Presenting Author: Myrle Ballard

Session: 749 - Engaging Indigenous Nations for Inclusive Impact Assessments and Misinformation Response

Status: pending


Summary Statement

Why use Indigenous language and Indigenous science in social and environmental impact assessments?


Abstract

This talk explores a critical lens of the effects on Indigenous communities when Indigenous science is not used in impact assessments. It offers a critique of how remiss western science is when it fails to acknowledge Indigenous science when conducting assessments on Indigenous people and communities. This talk will draw upon two case studies: 1) Lake St. Martin First Nation, Canada; and 2) a Kichwa community, in the Ecuadorian Amazon, by comparing and contrasting how the two Indigenous communities in North and South America were affected/displaced when there was a lack of pre and post impact assessments. The presentation will reinforce the need to implement effective Free, Prior and Informed Consent (FPIC) procedures that go beyond minimal legal obligations and that adequately consider project areas of influence, based on Indigenous cosmologies and knowledge systems. Such an approach strengthens Indigenous self-determination in decision-making over lands, waters, and futures. This talk will also explore how we can learn the importance of Indigenous Science and Indigenous languages when conducting social and environmental impact assessments.
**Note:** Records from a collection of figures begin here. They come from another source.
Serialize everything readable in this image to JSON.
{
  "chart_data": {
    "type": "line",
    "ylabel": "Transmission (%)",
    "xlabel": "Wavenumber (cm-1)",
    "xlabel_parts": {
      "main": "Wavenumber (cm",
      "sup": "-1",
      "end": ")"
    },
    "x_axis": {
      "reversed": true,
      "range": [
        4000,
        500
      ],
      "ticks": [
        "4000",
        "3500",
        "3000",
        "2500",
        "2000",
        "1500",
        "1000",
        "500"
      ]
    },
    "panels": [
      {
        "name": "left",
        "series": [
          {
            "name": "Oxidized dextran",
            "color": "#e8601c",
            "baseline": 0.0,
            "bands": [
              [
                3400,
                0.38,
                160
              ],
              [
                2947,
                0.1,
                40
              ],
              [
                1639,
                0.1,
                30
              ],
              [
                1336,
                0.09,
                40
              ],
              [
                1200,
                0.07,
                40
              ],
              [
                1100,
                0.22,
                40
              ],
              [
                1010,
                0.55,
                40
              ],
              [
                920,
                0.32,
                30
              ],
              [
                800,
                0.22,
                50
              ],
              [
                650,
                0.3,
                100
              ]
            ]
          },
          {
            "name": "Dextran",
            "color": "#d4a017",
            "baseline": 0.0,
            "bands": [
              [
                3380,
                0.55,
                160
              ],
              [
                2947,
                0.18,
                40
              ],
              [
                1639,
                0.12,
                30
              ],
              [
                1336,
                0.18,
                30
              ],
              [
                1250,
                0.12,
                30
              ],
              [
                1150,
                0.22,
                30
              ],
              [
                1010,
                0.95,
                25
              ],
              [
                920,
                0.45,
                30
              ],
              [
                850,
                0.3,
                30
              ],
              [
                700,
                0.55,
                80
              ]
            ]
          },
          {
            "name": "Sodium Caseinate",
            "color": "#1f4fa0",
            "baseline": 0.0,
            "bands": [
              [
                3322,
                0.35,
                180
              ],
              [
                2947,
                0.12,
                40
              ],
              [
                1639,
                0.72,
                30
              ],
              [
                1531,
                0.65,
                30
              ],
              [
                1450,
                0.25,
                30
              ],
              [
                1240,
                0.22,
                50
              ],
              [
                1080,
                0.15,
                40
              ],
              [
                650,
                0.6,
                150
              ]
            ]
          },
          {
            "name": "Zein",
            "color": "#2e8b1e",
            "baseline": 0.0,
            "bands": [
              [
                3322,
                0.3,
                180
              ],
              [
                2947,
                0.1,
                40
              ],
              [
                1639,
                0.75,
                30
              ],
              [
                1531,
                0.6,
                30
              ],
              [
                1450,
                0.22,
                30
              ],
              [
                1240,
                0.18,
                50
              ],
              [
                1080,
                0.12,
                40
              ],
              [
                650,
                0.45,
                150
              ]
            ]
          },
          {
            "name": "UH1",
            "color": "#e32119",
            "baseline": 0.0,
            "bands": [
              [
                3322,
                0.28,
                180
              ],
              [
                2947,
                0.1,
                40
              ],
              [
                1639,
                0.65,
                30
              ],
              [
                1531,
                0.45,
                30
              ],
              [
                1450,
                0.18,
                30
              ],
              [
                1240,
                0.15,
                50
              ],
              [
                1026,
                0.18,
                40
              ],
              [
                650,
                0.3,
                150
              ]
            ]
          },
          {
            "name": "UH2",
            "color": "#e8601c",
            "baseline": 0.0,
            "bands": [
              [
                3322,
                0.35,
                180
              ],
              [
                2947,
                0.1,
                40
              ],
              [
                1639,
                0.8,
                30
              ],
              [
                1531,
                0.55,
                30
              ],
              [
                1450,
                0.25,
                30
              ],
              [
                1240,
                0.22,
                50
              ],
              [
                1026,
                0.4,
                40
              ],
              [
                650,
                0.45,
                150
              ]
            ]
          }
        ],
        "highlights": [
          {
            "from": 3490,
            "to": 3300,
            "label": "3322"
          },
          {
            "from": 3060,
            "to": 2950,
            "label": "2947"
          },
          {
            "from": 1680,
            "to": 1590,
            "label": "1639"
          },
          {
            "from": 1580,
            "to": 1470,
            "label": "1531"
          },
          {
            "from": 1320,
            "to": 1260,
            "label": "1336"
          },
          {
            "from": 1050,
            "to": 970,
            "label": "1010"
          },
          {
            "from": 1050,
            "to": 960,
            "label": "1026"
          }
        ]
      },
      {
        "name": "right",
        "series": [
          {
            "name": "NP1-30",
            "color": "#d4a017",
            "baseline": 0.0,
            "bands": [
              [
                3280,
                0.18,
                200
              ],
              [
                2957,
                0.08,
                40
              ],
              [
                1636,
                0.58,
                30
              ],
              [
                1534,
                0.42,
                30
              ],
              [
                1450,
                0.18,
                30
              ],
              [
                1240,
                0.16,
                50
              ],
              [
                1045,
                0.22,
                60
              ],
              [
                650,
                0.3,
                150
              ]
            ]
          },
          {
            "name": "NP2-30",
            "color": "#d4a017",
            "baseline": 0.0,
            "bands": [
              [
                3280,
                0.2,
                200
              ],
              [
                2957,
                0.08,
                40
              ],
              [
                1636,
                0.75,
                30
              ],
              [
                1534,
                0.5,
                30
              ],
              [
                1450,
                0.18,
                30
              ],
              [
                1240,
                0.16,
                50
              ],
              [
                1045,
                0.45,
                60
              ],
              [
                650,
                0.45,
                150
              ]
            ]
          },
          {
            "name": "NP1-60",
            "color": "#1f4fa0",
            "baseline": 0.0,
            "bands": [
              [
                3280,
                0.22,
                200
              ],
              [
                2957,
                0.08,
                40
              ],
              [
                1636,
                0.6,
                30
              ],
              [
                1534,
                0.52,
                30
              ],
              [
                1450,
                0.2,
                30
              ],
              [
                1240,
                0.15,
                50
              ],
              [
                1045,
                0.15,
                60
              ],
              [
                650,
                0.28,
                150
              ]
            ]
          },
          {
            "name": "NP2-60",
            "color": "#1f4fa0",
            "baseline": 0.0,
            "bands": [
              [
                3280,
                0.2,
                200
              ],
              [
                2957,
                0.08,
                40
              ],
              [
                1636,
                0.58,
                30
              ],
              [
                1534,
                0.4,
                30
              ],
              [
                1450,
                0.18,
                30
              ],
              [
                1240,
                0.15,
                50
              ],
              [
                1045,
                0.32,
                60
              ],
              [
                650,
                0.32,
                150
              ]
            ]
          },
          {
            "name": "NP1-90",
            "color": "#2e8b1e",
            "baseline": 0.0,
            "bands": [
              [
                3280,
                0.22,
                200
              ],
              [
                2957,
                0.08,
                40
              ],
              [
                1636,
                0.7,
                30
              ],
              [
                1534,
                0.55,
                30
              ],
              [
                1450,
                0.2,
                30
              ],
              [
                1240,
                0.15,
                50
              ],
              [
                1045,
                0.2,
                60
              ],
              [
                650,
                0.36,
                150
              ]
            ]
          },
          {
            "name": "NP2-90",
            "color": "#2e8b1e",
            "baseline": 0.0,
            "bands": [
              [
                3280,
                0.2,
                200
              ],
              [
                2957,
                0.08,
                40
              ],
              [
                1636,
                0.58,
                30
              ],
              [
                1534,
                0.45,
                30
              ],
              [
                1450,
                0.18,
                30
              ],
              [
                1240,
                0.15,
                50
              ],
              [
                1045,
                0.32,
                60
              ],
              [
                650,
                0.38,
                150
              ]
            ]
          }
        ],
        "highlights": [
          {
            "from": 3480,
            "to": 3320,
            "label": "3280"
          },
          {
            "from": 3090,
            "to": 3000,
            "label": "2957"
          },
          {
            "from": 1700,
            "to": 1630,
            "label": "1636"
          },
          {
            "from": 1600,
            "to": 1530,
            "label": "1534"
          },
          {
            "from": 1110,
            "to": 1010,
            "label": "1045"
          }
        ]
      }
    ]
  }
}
Indigenous language of spaces and places play a significant role in determining the original state of the ecosystem prior to any development. However, Indigenous languages can also be misused for the benefit of the proponents to “naturalise” their presence in the territory.


Author Bio

Canada Research Chair / Associate Professor at the University of Calgary. Her research explores Three-eyed seeing and monitoring biodiversity using Anishinaabe mowin baseline indicators.